The brightest sources in the image are likely active galaxies, ones with supermassive black holes in their centers actively and eagerly gorging themselves on material like gas and dust falling into them. That material heats up before it takes The Final Plunge, and gets so hot it glows fiercely. We can see active galaxies clear across the observable Universe.
But that’s only a fraction of the objects seen here. The vast majority are pretty much normal galaxies, ones like our own galaxy, just out there doing their usual galactic stuff: Making stars. Some galaxies make stars at a phenomenal rate, dozens of solar masses per year*. But this image shows galaxies much more laconic about star birth, ones down to about 5 solar masses per year. While that’s still fairly busy — the Milky Way makes about 1 solar mass of stars per year — it's much more like your average galaxy in the local Universe than those blockbuster ones cranking out stars.
That's the beauty of observing at these wavelengths: For normal galaxies, far and away the majority of the radio emission comes from gas churning out stars. There's no 'noise' from other sources adding their light and confusion to the observations. And the more stars the gas makes, the brighter the radio emission, so if you can measure the radio waves coming from these galaxies, that gives you a direct handle on the rate of star birth there. That's how astronomers could figure out that these are pretty much normal galaxies like we see in the local Universe.
Still, there are so many of them that it means they dominated the star-making business when the Universe was young! The brightest galaxies are the easiest to see, and demand attention, but in the end they are the outliers. It’s the average citizen galaxy doing the bulk of the work back then. This is the first time any telescope has been sensitive enough to see them like this.
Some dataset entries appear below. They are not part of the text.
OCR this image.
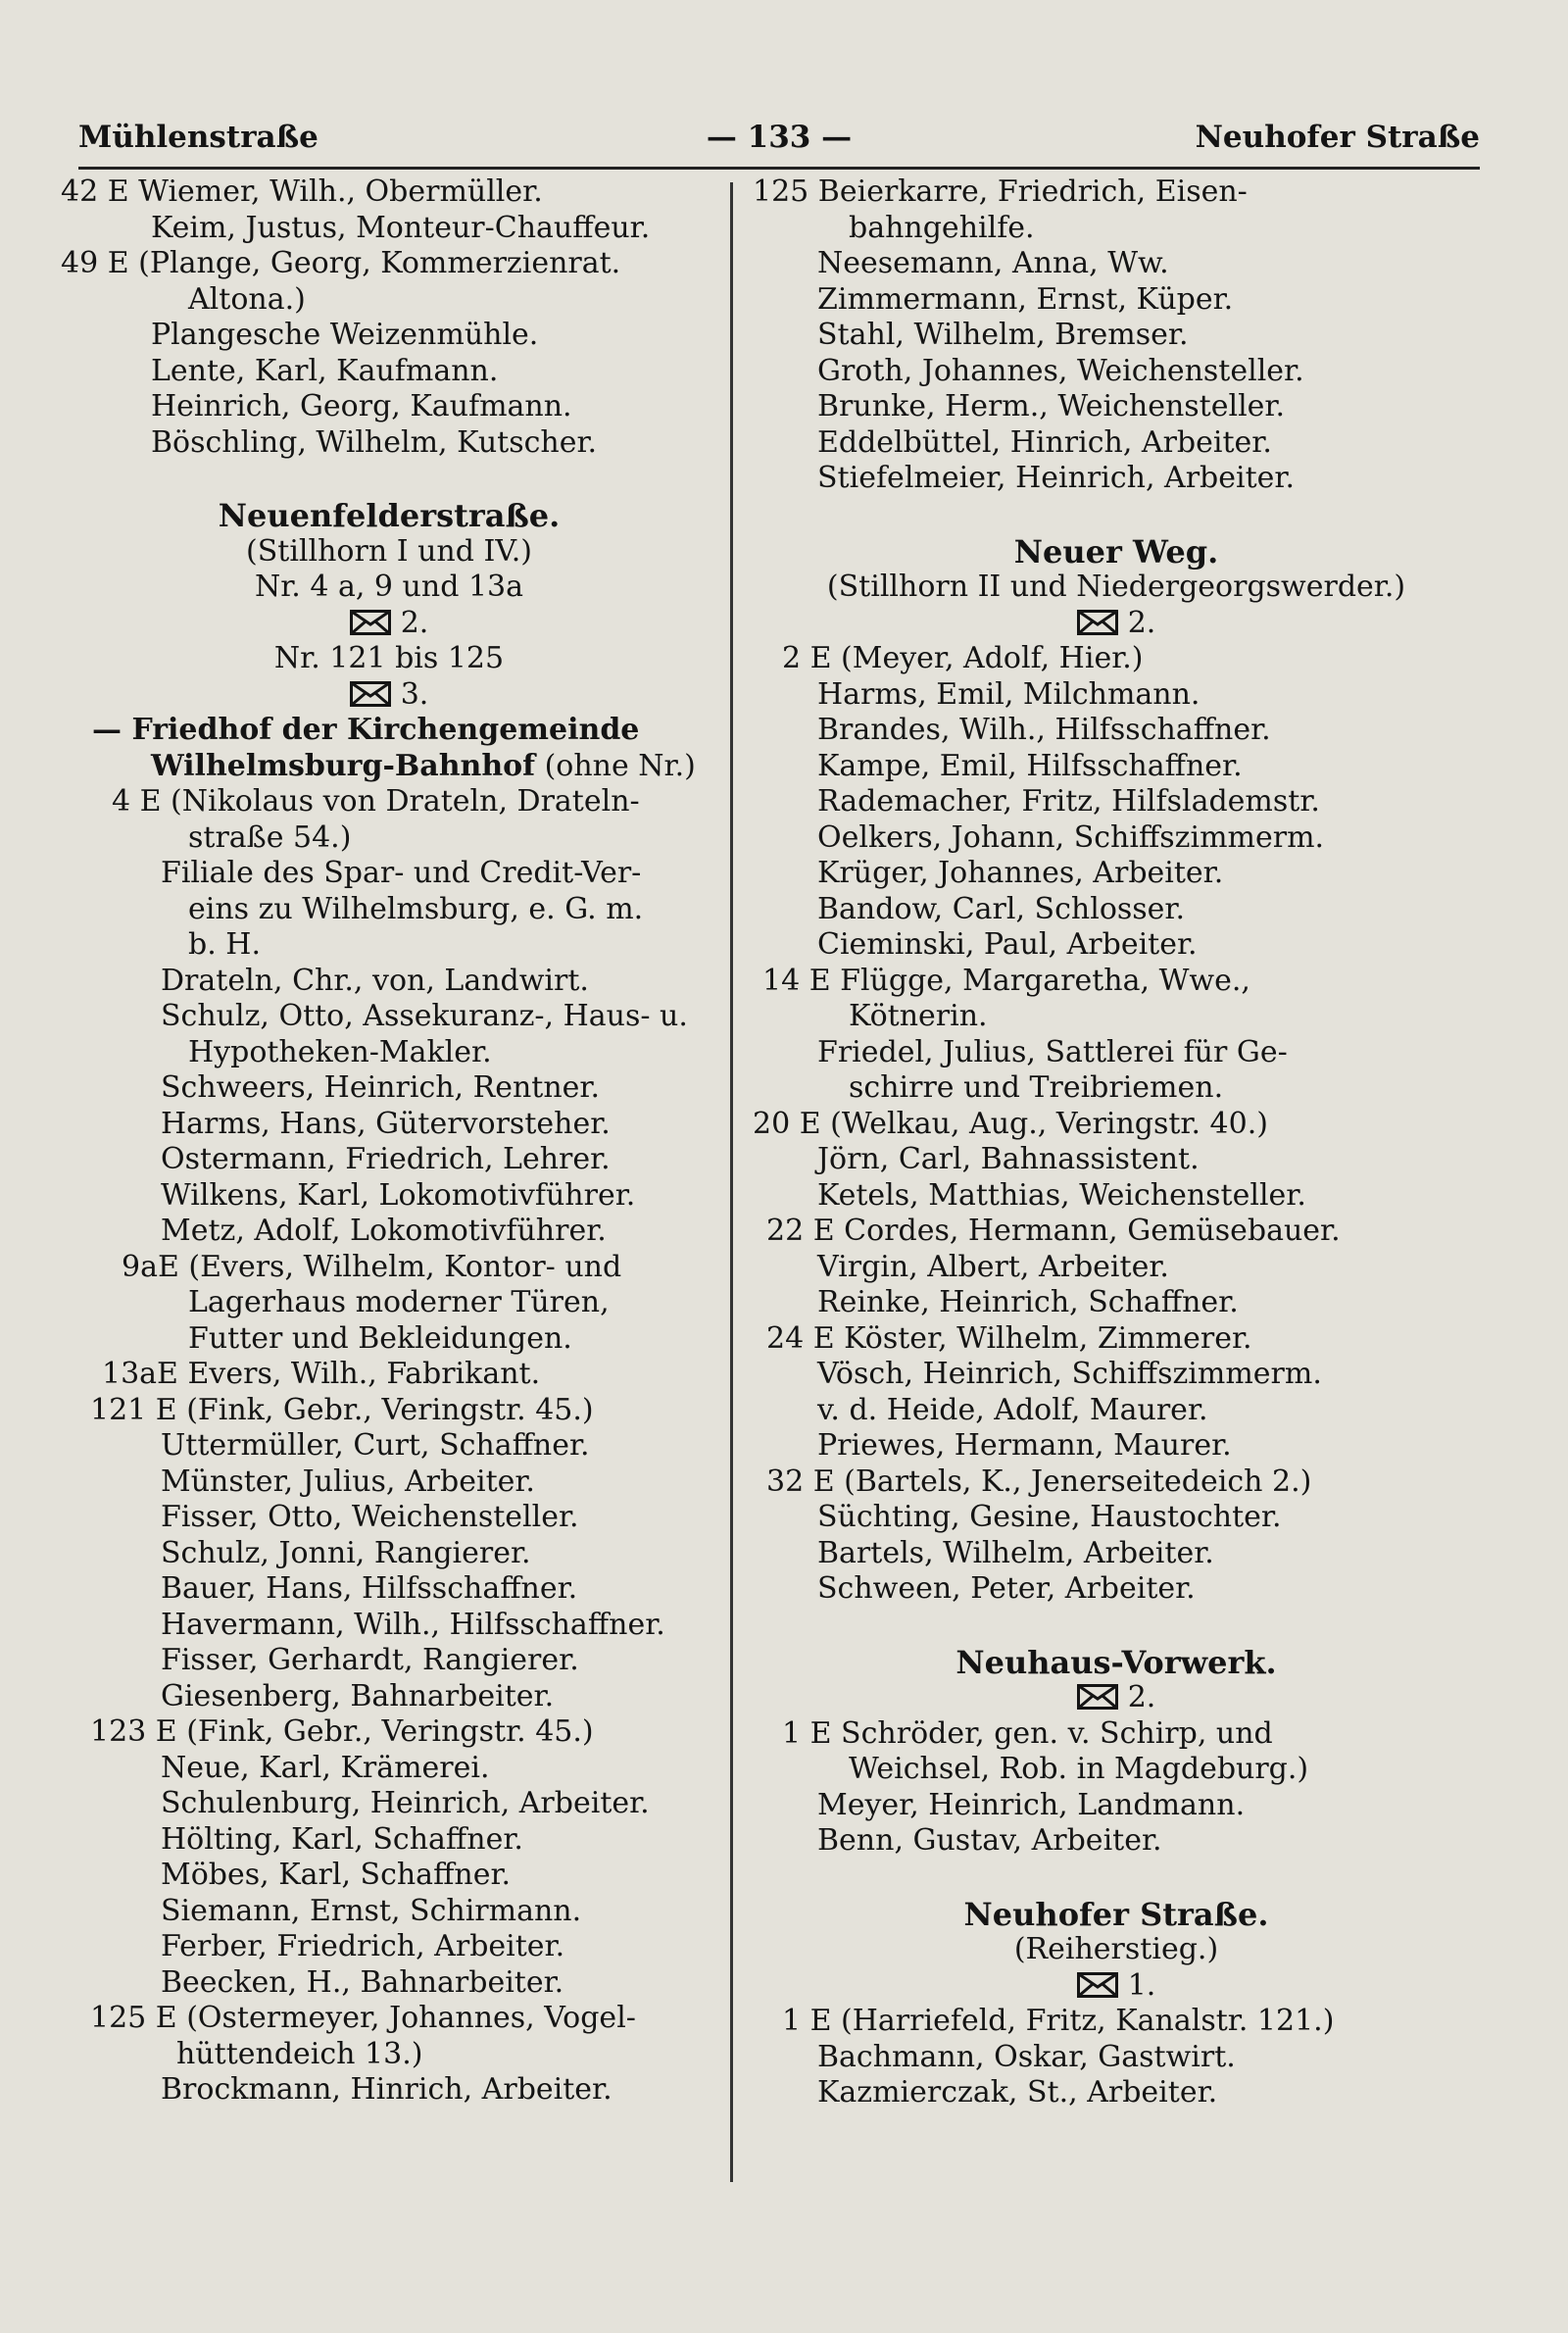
Mühlenstraße	— 133 —	Neuhofer Straße
42 E Wiemer, Wilh., Obermüller.
Keim, Justus, Monteur-Chauffeur.
49 E (Plange, Georg, Kommerzienrat.
Altona.)
Plangesche Weizenmühle.
Lente, Karl, Kaufmann.
Heinrich, Georg, Kaufmann.
Böschling, Wilhelm, Kutscher.
Neuenfelderstraße.
(Stillhorn I und IV.)
Nr. 4 a, 9 und 13a
2.
Nr. 121 bis 125
3.
— Friedhof der Kirchengemeinde
Wilhelmsburg-Bahnhof (ohne Nr.)
4 E (Nikolaus von Drateln, Drateln-
straße 54.)
Filiale des Spar- und Credit-Ver-
eins zu Wilhelmsburg, e. G. m.
b. H.
Drateln, Chr., von, Landwirt.
Schulz, Otto, Assekuranz-, Haus- u.
Hypotheken-Makler.
Schweers, Heinrich, Rentner.
Harms, Hans, Gütervorsteher.
Ostermann, Friedrich, Lehrer.
Wilkens, Karl, Lokomotivführer.
Metz, Adolf, Lokomotivführer.
9aE (Evers, Wilhelm, Kontor- und
Lagerhaus moderner Türen,
Futter und Bekleidungen.
13aE Evers, Wilh., Fabrikant.
121 E (Fink, Gebr., Veringstr. 45.)
Uttermüller, Curt, Schaffner.
Münster, Julius, Arbeiter.
Fisser, Otto, Weichensteller.
Schulz, Jonni, Rangierer.
Bauer, Hans, Hilfsschaffner.
Havermann, Wilh., Hilfsschaffner.
Fisser, Gerhardt, Rangierer.
Giesenberg, Bahnarbeiter.
123 E (Fink, Gebr., Veringstr. 45.)
Neue, Karl, Krämerei.
Schulenburg, Heinrich, Arbeiter.
Hölting, Karl, Schaffner.
Möbes, Karl, Schaffner.
Siemann, Ernst, Schirmann.
Ferber, Friedrich, Arbeiter.
Beecken, H., Bahnarbeiter.
125 E (Ostermeyer, Johannes, Vogel-
hüttendeich 13.)
Brockmann, Hinrich, Arbeiter.
125 Beierkarre, Friedrich, Eisen-
bahngehilfe.
Neesemann, Anna, Ww.
Zimmermann, Ernst, Küper.
Stahl, Wilhelm, Bremser.
Groth, Johannes, Weichensteller.
Brunke, Herm., Weichensteller.
Eddelbüttel, Hinrich, Arbeiter.
Stiefelmeier, Heinrich, Arbeiter.
Neuer Weg.
(Stillhorn II und Niedergeorgswerder.)
2.
2 E (Meyer, Adolf, Hier.)
Harms, Emil, Milchmann.
Brandes, Wilh., Hilfsschaffner.
Kampe, Emil, Hilfsschaffner.
Rademacher, Fritz, Hilfslademstr.
Oelkers, Johann, Schiffszimmerm.
Krüger, Johannes, Arbeiter.
Bandow, Carl, Schlosser.
Cieminski, Paul, Arbeiter.
14 E Flügge, Margaretha, Wwe.,
Kötnerin.
Friedel, Julius, Sattlerei für Ge-
schirre und Treibriemen.
20 E (Welkau, Aug., Veringstr. 40.)
Jörn, Carl, Bahnassistent.
Ketels, Matthias, Weichensteller.
22 E Cordes, Hermann, Gemüsebauer.
Virgin, Albert, Arbeiter.
Reinke, Heinrich, Schaffner.
24 E Köster, Wilhelm, Zimmerer.
Vösch, Heinrich, Schiffszimmerm.
v. d. Heide, Adolf, Maurer.
Priewes, Hermann, Maurer.
32 E (Bartels, K., Jenerseitedeich 2.)
Süchting, Gesine, Haustochter.
Bartels, Wilhelm, Arbeiter.
Schween, Peter, Arbeiter.
Neuhaus-Vorwerk.
2.
1 E Schröder, gen. v. Schirp, und
Weichsel, Rob. in Magdeburg.)
Meyer, Heinrich, Landmann.
Benn, Gustav, Arbeiter.
Neuhofer Straße.
(Reiherstieg.)
1.
1 E (Harriefeld, Fritz, Kanalstr. 121.)
Bachmann, Oskar, Gastwirt.
Kazmierczak, St., Arbeiter.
Interestingly, looking at the numbers that come out of the observation, the astronomers conclude that the rate of star formation 8 – 11 billion years ago is higher than expected. Either galaxies were more efficient at making stars than was previously thought, or there was more gas available to them to make stars. Either way, it's a puzzle to figure out.
Oh, and hey, this image? It's just the beginning. First of all, it was done during the MeerKAT commissioning phase after it was completed, and was designed to be used to calibrate the complex system as well as get cool science. So the array can produce a lot more stuff than this. Also, MeerKAT itself is just the precursor to SKA, the Square Kilometer Array — which refers to the actual total combined dish area of all the components! So it'll be huge and sprawling, and incredibly sensitive as well as high-resolution. It'll eat images like this for lunch, so that will be very exciting when it comes online (scheduled for 2027, though likely a bit later).
What we will discover about the early Universe then? And what new questions will we have?
* This is an average, so it's not like one star like the Sun pops out every year. Also, stars have different masses, so maybe you get 10 stars with 1/10th the Sun's mass, and sometimes, more rarely, one with a dozen or more solar masses. Like I said, it's an average so think of it more like millions of stars of all different kinds over a million years and you'll get a better idea of this number.